- Born: Joan Graham November 21, 1945 (age 80) Albert Lea, Minnesota, United States
- Occupation: Writer/editor
- Website: minnesotamemories.com

= Joan Claire Graham =

Joan Claire Graham (November 21, 1945) is a songwriter, playwright, publisher, editor, and writer. Among other literary endeavors, she is known for her chronicling of Minnesota history.

==Early life and education==
Born in Albert Lea, Minnesota on November 21, 1945, she grew up in a middle class home in Albert Lea. Her father was a union worker at Wilson & Co., a meat processing plant, (which at one time was the largest employer in Albert Lea), and her mother was a special education teacher. Her mother was among the first special education teachers to work with students who would have otherwise been institutionalized.

Graham graduated from Winona State University.

==Career==
- Co-director, playwright and songwriter for the Children's Musical Theatre Production Workshop in Los Angeles from 1987 to 1992.
- Teacher in Minnesota, California and Maryland from 1967 to 2003.
- Writer, Editor and Co-founder of Graham Megyeri Books, a micro press that specializes in Minnesota historical non-fiction, such as the Minnesota Memories series of 7 books, A Boy From C-11, Austin Remembers, Albert Lea Remembers, and Crackers and Milk.

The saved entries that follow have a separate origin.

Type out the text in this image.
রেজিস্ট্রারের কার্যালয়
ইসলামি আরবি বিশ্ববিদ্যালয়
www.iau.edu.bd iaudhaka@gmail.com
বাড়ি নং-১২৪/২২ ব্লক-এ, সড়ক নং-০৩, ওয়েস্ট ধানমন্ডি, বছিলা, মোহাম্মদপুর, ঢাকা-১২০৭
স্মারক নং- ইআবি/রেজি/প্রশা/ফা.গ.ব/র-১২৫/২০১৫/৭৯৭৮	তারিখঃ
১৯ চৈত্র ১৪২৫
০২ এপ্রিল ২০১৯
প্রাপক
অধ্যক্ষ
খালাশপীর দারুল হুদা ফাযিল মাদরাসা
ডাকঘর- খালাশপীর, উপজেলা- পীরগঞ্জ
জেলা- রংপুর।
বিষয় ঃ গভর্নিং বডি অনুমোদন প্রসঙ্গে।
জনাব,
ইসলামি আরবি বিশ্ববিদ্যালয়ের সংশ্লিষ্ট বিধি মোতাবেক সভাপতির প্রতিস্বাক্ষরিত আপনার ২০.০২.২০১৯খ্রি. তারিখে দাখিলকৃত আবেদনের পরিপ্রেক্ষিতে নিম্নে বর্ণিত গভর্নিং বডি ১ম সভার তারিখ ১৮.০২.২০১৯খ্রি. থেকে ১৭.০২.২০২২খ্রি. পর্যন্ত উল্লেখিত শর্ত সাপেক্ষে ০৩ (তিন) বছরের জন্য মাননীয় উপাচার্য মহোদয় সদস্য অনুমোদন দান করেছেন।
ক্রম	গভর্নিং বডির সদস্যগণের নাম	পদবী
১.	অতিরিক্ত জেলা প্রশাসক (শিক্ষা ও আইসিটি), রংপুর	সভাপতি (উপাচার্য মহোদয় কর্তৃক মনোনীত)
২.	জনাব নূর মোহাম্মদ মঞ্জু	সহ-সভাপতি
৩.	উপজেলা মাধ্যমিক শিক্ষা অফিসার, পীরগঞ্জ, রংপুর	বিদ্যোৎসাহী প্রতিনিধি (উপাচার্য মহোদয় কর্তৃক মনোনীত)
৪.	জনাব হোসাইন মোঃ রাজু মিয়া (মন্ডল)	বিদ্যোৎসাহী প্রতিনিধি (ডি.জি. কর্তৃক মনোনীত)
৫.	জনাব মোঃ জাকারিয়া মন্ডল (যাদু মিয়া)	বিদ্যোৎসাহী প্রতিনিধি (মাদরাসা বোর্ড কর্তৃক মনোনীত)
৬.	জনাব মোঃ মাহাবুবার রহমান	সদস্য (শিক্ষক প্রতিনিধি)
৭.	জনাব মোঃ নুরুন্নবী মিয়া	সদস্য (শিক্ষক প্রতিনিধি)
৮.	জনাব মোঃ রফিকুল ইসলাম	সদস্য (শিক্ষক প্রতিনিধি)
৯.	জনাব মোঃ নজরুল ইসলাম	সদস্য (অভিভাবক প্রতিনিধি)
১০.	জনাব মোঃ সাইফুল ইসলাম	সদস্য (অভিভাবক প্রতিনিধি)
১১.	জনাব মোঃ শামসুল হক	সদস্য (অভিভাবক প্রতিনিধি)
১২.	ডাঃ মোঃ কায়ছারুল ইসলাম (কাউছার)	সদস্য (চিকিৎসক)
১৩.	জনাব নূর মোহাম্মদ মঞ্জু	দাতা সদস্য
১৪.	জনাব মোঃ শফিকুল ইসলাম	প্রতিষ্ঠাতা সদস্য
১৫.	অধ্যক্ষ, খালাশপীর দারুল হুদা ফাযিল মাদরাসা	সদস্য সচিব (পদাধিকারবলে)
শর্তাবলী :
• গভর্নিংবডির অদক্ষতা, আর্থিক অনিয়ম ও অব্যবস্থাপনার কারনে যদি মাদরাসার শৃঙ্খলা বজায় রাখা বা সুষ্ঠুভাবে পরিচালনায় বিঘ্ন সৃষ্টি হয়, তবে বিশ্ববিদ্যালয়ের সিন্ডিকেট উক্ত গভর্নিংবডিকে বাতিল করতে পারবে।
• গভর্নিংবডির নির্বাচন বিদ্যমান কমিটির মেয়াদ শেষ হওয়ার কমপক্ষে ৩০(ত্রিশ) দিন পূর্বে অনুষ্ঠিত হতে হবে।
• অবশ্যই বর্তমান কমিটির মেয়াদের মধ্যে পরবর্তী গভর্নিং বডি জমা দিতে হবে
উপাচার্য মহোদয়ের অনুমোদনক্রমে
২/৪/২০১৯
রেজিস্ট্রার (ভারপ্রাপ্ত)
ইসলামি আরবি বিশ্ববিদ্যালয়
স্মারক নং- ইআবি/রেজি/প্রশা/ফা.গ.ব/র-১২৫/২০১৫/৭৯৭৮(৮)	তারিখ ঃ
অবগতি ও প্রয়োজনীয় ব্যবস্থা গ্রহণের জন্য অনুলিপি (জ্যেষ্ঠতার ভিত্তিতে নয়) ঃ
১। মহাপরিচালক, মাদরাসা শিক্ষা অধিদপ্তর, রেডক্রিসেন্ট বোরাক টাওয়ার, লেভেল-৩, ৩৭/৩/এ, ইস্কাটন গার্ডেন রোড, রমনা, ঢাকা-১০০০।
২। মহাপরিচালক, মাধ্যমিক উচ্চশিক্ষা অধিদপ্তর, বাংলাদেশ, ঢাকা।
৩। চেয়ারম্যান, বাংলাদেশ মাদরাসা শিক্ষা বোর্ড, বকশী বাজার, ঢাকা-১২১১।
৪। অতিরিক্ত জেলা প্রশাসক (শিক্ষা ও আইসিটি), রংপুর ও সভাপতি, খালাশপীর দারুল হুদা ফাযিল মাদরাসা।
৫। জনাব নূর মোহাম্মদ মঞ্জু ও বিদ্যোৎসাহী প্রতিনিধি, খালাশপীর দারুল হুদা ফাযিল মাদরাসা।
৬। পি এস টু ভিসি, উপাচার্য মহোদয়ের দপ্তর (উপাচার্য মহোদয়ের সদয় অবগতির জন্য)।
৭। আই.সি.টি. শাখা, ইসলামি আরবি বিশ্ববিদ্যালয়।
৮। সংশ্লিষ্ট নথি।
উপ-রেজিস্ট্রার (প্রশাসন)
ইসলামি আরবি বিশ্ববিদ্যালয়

- Playwright and lyricist for Tales of Two Counties, a Minnesota Sesquicentennial Project.

==Projects==

===Minnesota Memories, Albert Lea Remembers, Austin Remembers===

 Joan Claire Graham traveled throughout Minnesota collecting hundreds of true stories, which were published in Minnesota Memories, Austin Remembers and Albert Lea Remembers. Some have historic scope, while others are humorous, heart warming, reflective, unusual or tragic. All provide a look into the lives of real Minnesota people. Most contributors were writers who had not previously published stories.

===A Boy from C11===

Joan Claire Graham edited A Boy from C11, which is a story written by Harvey Ronglien, who grew up at the Minnesota State Public School Orphanage in Owatonna, Minnesota.

===Tales of Two Counties===

Tales of Two Counties was written and produced by Joan Claire Graham. Music for this production was done by Tom Shelton. Graham took stories from Albert Lea Remembers and Austin Remembers and edited them down into a show which featured community actors doing dramatic readings of the stories. After several stories, the actors sang songs which featured themes from the stories. Tales of Two Counties was funded, in part, by a grant from the Minnesota State Sesquicentennial Committee.